I have mentioned the child enters into a learning experience with his parent(s). Every interaction formulates components of the child’s resulting personality and how he will deal with others throughout his life.

This set of conditioned learning experiences occurs in a part of the brain subsuming emotionally-laded data. Each child is indoctrinated to adhere to parental standards. Children create small anxieties in their parents. Parents unconsciously quell their own anxieties via feedback to their children. The children then change their behaviors. In this manner the parents’ anxieties are diminished. Socialization occurs. The child’s healthy perceptions and judgments are changed to the conditioned “reality” of the family in which he resides. Each child’s own perceptions are supplanted by the emotional reality of his parents. Judgment is altered permanently as the emotional conditioning process takes over. This process equips the child with a set of inappropriate reactions to others with whom he relates (especially those outside his immediate family).

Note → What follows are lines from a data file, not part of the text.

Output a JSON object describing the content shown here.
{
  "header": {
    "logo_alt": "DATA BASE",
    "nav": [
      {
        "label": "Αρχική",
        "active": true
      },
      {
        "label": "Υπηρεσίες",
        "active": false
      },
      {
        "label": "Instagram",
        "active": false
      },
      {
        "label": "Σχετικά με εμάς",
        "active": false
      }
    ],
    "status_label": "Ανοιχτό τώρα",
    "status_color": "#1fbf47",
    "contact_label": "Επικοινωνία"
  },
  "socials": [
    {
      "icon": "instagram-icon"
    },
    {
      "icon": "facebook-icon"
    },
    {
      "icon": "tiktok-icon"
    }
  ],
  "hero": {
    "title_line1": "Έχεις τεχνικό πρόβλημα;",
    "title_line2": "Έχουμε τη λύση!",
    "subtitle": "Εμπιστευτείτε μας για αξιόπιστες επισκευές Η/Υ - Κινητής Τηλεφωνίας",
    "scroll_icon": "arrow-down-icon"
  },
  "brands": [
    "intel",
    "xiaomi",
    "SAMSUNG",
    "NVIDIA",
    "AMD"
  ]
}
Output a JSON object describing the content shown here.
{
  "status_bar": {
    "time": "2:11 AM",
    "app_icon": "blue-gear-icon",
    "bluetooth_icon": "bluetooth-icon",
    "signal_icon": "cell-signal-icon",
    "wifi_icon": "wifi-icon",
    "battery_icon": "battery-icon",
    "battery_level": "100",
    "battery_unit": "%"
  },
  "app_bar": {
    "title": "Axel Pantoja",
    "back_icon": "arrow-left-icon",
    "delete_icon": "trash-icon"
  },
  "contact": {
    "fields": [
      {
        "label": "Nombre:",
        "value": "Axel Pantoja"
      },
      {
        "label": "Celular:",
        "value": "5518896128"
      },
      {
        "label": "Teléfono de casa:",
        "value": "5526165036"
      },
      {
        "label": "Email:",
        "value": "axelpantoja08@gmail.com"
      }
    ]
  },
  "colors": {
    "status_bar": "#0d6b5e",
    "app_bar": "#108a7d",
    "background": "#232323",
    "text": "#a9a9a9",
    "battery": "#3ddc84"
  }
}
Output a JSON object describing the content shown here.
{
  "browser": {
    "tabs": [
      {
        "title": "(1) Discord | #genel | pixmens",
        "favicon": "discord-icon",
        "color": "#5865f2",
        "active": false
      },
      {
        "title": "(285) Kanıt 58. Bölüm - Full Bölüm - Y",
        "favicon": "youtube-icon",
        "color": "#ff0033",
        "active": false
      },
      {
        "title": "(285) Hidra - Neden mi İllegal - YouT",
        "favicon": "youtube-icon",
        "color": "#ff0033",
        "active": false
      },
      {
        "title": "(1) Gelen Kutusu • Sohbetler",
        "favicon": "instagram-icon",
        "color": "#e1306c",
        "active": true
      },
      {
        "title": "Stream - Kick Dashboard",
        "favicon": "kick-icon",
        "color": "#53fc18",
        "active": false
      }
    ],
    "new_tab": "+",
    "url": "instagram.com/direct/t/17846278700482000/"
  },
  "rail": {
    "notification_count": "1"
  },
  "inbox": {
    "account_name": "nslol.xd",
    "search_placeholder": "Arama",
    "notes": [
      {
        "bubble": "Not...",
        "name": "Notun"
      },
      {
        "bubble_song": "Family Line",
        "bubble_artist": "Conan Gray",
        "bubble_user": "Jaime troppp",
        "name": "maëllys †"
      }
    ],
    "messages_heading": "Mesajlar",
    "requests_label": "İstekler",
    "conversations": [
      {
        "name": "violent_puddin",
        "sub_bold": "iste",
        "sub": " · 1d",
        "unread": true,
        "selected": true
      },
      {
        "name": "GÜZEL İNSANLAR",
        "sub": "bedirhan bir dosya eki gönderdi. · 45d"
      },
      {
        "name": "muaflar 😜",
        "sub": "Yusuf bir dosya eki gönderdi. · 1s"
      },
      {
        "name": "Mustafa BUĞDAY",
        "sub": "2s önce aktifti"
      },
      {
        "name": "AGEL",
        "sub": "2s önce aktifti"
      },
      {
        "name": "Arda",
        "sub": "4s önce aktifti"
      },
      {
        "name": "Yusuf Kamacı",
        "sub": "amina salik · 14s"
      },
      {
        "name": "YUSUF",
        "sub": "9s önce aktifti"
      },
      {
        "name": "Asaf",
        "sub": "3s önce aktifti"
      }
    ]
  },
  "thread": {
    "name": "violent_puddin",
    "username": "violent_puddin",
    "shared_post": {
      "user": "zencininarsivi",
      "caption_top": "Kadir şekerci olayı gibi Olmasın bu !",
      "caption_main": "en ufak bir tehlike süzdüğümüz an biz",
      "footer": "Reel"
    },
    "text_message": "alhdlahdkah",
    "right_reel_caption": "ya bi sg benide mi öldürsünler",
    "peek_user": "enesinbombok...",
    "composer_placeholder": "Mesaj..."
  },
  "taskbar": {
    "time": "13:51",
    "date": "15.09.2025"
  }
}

As a result, judgment of oneself and others becomes a fragmented process. Other people are evaluated only superficially. Each person assumes another whole person can be understood and recognized by examining only a small part – dress, wealth, demeanor, achievements, areas of competence. No one uses thoughtful approaches that utilize scrutiny of all available information about another person. Even when errors in judgments are made in mate choices, friendships or business associates, people repeat the same errors because of their conditioned approach rather than a reality-based approach. Accordingly, people are robbed of their ability to understand themselves and others.